Your submission will be graded using the following rubric (see rubric chart below):

1) break the intelligence problem into component questions,
2) articulate Priority Intelligence Requirements and Essential Elements of Information,
3) identify intelligence analysis methods that you recommend to address the problems (based on the type of information you identify and the nature of the question),
4) provide a textual explanation of why you chose the methods you did and what you can expect by using the methods,
5) completion of 1-4 above for 4 of the 7 problems listed below, and
6) demonstration that you have read, understood, and used the required readings

(NOTE: any submission which does not pursue the purpose of this assignment–structuring an intelligence question for analysis–will be considered “off-topic” and will assessed a zero).

A few important thoughts:

1) No one method can stand alone as an adequate method. It takes looking at the problem from more than one approach to get a meaningful view of the solution to the problem. You should list the methods that you would recommend and in a few words identify what the method would achieve. (You may choose whatever format you think works best to communicate these ideas.) Further, the questions below are broad and general. If you need to make assumptions to help you address each problem please document your assumptions (this is more important than you may at first think).

2) Feel free to draw on any method you are aware of and if you have questions on this please reach out, that’s what I’m here for. If you are concerned that I may not recognize your method, please provide a footnote explaining.

3) It is not possible to list all PIRs/EEIs so it is impossible to be complete given the time available for this assignment. However, I will evaluate your selection of component intelligence questions, intelligence requirements, and the centrality of the methods you recommend to addressing the core nature of the problem.

4) Be sure that it is clear which methods address which subproblems.

For example:

Problem: The US has become aware that the Pakistanis have provided missile technology to Yemen. This point is confirmed. However, it is unclear what the Yemenis are intending to do with the technology. What is the outlook for this development?

Subproblems: What technology was transferred? What threats does this pose to the region, and does this change the regional balance of power? What is the likelihood that Yemen will reexport this technology to substate groups or states that pose a threat to US interests?

List associated PIRs/EEIs

Then identify what methods you would use to answer the problem and subproblems and explain why these methods are the best and most appropriate to answer the questions(!).

You must select 4 out of the following 7 problems to address for this assignment:

1) A recent wave of terrorism in Egypt is threatening the stability of the central government. What does this mean?

2) Oil prices have spiked and Chinese companies have obtained operations and engineering contracts in multiple Persian Gulf states. What is the likelihood of Chinese intervention in the Persian Gulf to ensure the supply of oil to China?

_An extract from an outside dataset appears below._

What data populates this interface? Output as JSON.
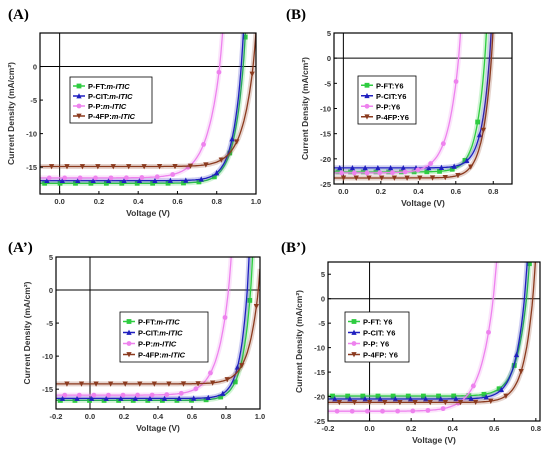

3) The Brazilians have been working with Chinese engineers to design and field a new satellite system, suspected to be of military significance. What is this new satellite system?

4) The civil war in Sudan is raging and it looks increasingly likely that an even more extremist leader, a known supporter of al-Qaeda, is coming to power. The new regime is both virulently anti-American and expansionist, talking about Somalia, Egypt, and exporting its beliefs. What does this mean for the US?

5) Killings and kidnappings on the US-Mexican border have escalated, spilling over into the US. More than 2 dozen Americans have been kidnapped in California and taken to Mexico in the last year (incidentally this fact is true) and have either been held or executed. Running gun battles between drug cartels have escalated. The drug cartels are using IEDs (in fact this has not yet come to pass–but for the sake of this example we will accept it as fact), automatic weapons, and grenades. The government is unable to control the violence and thousands of Mexican troops and police patrol the border cities. Dozens of people are killed every month in what has become open warfare. What does this mean for US security?

6) The Israelis destroyed a suspected nuclear weapons facility in Syria. Was it really a nuclear weapons facility? What does this mean for non-proliferation efforts.

7) Iranian interference in domestic Iraqi politics and security is on the rise. Iranian bomb components, weapons, propaganda, and personnel are increasingly crossing the boarder into Iraq. What does this mean for the domestic Iraqi security situation.